Punished_Blinx posted... Like there's a reason JJ Abrams is specifically known for 'Mystery boxes'
The guy is known for giving out satisfying potential questions. But his focus has never been answers.
Dude gives TED talks about Mystery Boxes!
https://www.youtube.com/watch?v=vpjVgF5JDq8
https://gamefaqs.gamespot.com/a/user_image/8/5/3/AACT2jAAEdXV.jpg
The point of Snoke and Rey was to speculate over things that he didn't really care about giving an answer to. The question is more interesting than the answer. It's his thing.
Then when he's given the movie that resolves those answers we get "Somehow Palpatine Returned" which really is still just another mystery box for people to figure out later. Mystery is the catalyst for imagination.
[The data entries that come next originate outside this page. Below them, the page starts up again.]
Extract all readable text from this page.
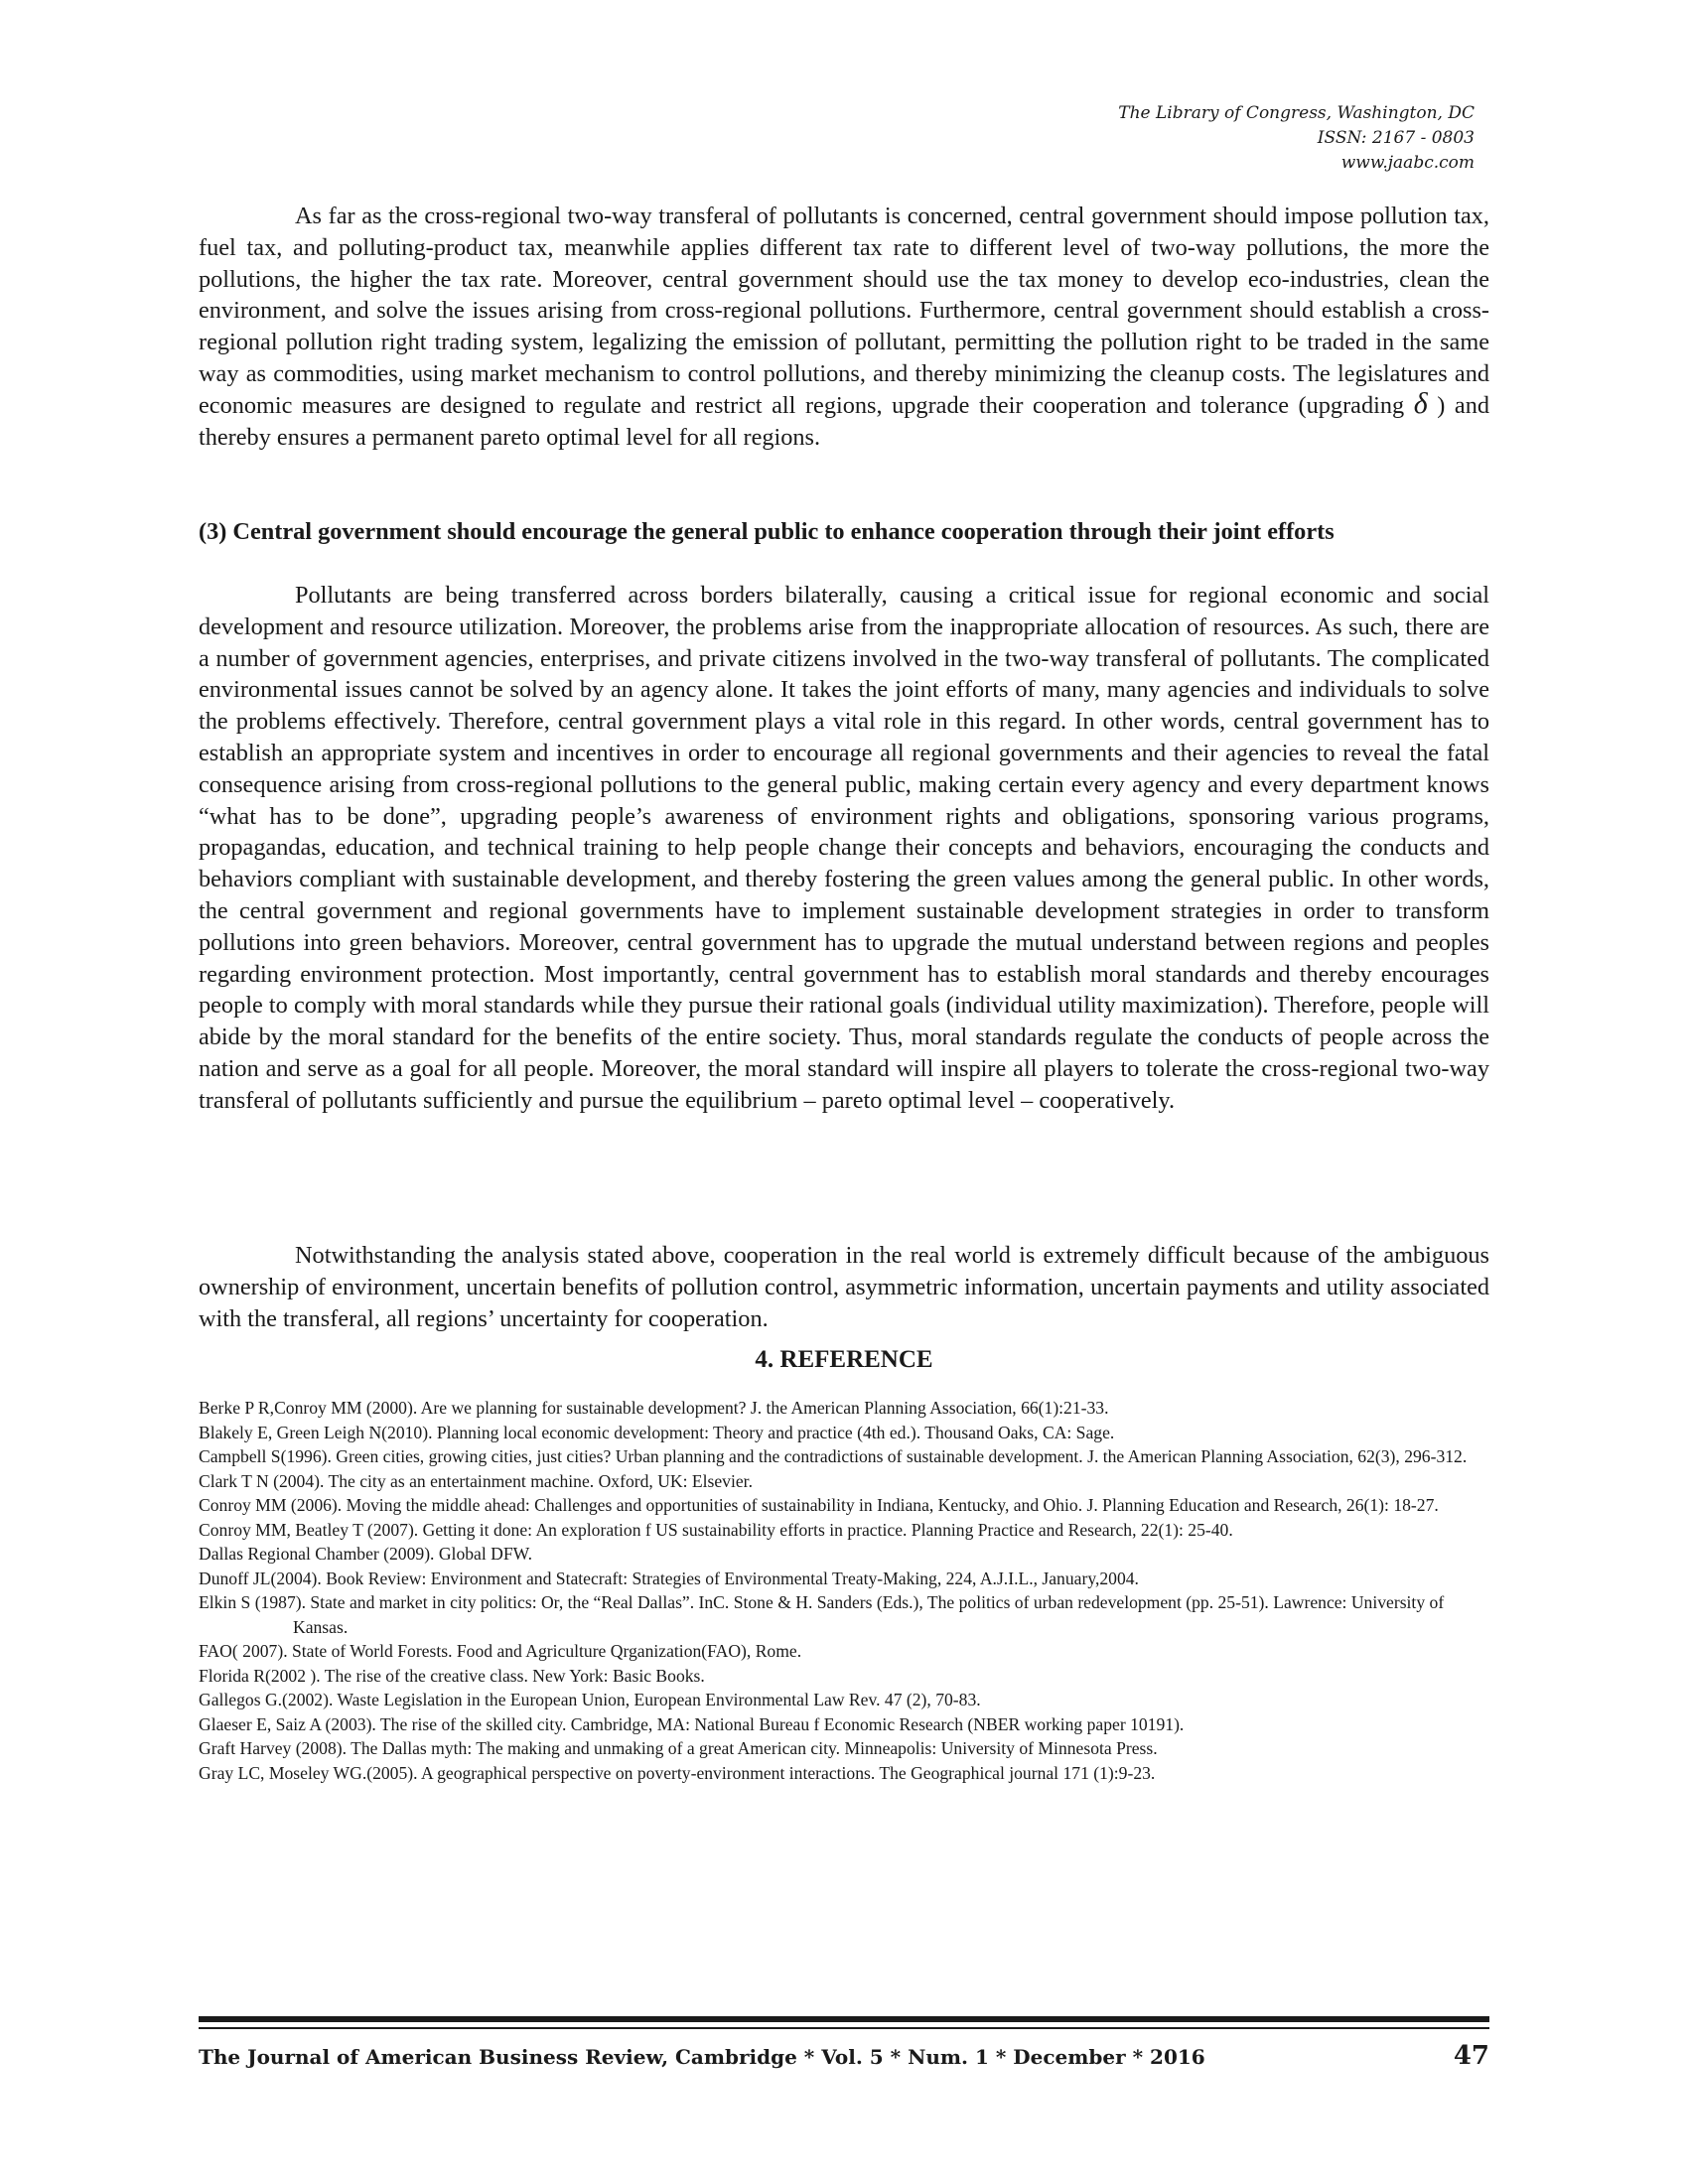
The Library of Congress, Washington, DC
ISSN: 2167 - 0803
www.jaabc.com

As far as the cross-regional two-way transferal of pollutants is concerned, central government should impose pollution tax, fuel tax, and polluting-product tax, meanwhile applies different tax rate to different level of two-way pollutions, the more the pollutions, the higher the tax rate. Moreover, central government should use the tax money to develop eco-industries, clean the environment, and solve the issues arising from cross-regional pollutions. Furthermore, central government should establish a cross-regional pollution right trading system, legalizing the emission of pollutant, permitting the pollution right to be traded in the same way as commodities, using market mechanism to control pollutions, and thereby minimizing the cleanup costs. The legislatures and economic measures are designed to regulate and restrict all regions, upgrade their cooperation and tolerance (upgrading δ ) and thereby ensures a permanent pareto optimal level for all regions.

(3) Central government should encourage the general public to enhance cooperation through their joint efforts

Pollutants are being transferred across borders bilaterally, causing a critical issue for regional economic and social development and resource utilization. Moreover, the problems arise from the inappropriate allocation of resources. As such, there are a number of government agencies, enterprises, and private citizens involved in the two-way transferal of pollutants. The complicated environmental issues cannot be solved by an agency alone. It takes the joint efforts of many, many agencies and individuals to solve the problems effectively. Therefore, central government plays a vital role in this regard. In other words, central government has to establish an appropriate system and incentives in order to encourage all regional governments and their agencies to reveal the fatal consequence arising from cross-regional pollutions to the general public, making certain every agency and every department knows “what has to be done”, upgrading people’s awareness of environment rights and obligations, sponsoring various programs, propagandas, education, and technical training to help people change their concepts and behaviors, encouraging the conducts and behaviors compliant with sustainable development, and thereby fostering the green values among the general public. In other words, the central government and regional governments have to implement sustainable development strategies in order to transform pollutions into green behaviors. Moreover, central government has to upgrade the mutual understand between regions and peoples regarding environment protection. Most importantly, central government has to establish moral standards and thereby encourages people to comply with moral standards while they pursue their rational goals (individual utility maximization). Therefore, people will abide by the moral standard for the benefits of the entire society. Thus, moral standards regulate the conducts of people across the nation and serve as a goal for all people. Moreover, the moral standard will inspire all players to tolerate the cross-regional two-way transferal of pollutants sufficiently and pursue the equilibrium – pareto optimal level – cooperatively.

Notwithstanding the analysis stated above, cooperation in the real world is extremely difficult because of the ambiguous ownership of environment, uncertain benefits of pollution control, asymmetric information, uncertain payments and utility associated with the transferal, all regions’ uncertainty for cooperation.

4. REFERENCE

Berke P R,Conroy MM (2000). Are we planning for sustainable development? J. the American Planning Association, 66(1):21-33.

Blakely E, Green Leigh N(2010). Planning local economic development: Theory and practice (4th ed.). Thousand Oaks, CA: Sage.

Campbell S(1996). Green cities, growing cities, just cities? Urban planning and the contradictions of sustainable development. J. the American Planning Association, 62(3), 296-312.

Clark T N (2004). The city as an entertainment machine. Oxford, UK: Elsevier.

Conroy MM (2006). Moving the middle ahead: Challenges and opportunities of sustainability in Indiana, Kentucky, and Ohio. J. Planning Education and Research, 26(1): 18-27.

Conroy MM, Beatley T (2007). Getting it done: An exploration f US sustainability efforts in practice. Planning Practice and Research, 22(1): 25-40.

Dallas Regional Chamber (2009). Global DFW.

Dunoff JL(2004). Book Review: Environment and Statecraft: Strategies of Environmental Treaty-Making, 224, A.J.I.L., January,2004.

Elkin S (1987). State and market in city politics: Or, the “Real Dallas”. InC. Stone & H. Sanders (Eds.), The politics of urban redevelopment (pp. 25-51). Lawrence: University of Kansas.

FAO( 2007). State of World Forests. Food and Agriculture Qrganization(FAO), Rome.

Florida R(2002 ). The rise of the creative class. New York: Basic Books.

Gallegos G.(2002). Waste Legislation in the European Union, European Environmental Law Rev. 47 (2), 70-83.

Glaeser E, Saiz A (2003). The rise of the skilled city. Cambridge, MA: National Bureau f Economic Research (NBER working paper 10191).

Graft Harvey (2008). The Dallas myth: The making and unmaking of a great American city. Minneapolis: University of Minnesota Press.

Gray LC, Moseley WG.(2005). A geographical perspective on poverty-environment interactions. The Geographical journal 171 (1):9-23.

The Journal of American Business Review, Cambridge * Vol. 5 * Num. 1 * December * 2016	47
It's why he didn't care about setting up how the First Order got set up or how Snoke managed to do it. Mystery is the catalyst for imagination. In a sense that's what Star Wars also was before the PT to be totally fair to him. We didn't need to know who the Emperor was, what the Jedi were like etc. because it didn't matter to Luke's journey. The imagination of those things carried that franchise along until the prequels and basically everything outside of the movies.
The problem is that Star Wars isn't some artsy horror movie. It's a narrative fantasy. His "mystery box" approach loses a lot of oomph when it's in a story that relies heavily on satisfactory payoff.
And star wars is absolutely dependent on the "buildup, payoff" structure. It has been since 1977. And the payoffs in the sequel trilogy were uniformly crap. Between Johnson deciding we didn't need them, and Rise shoehorning in completely unearned "capstone" moments, the whole thing is a flailing mess.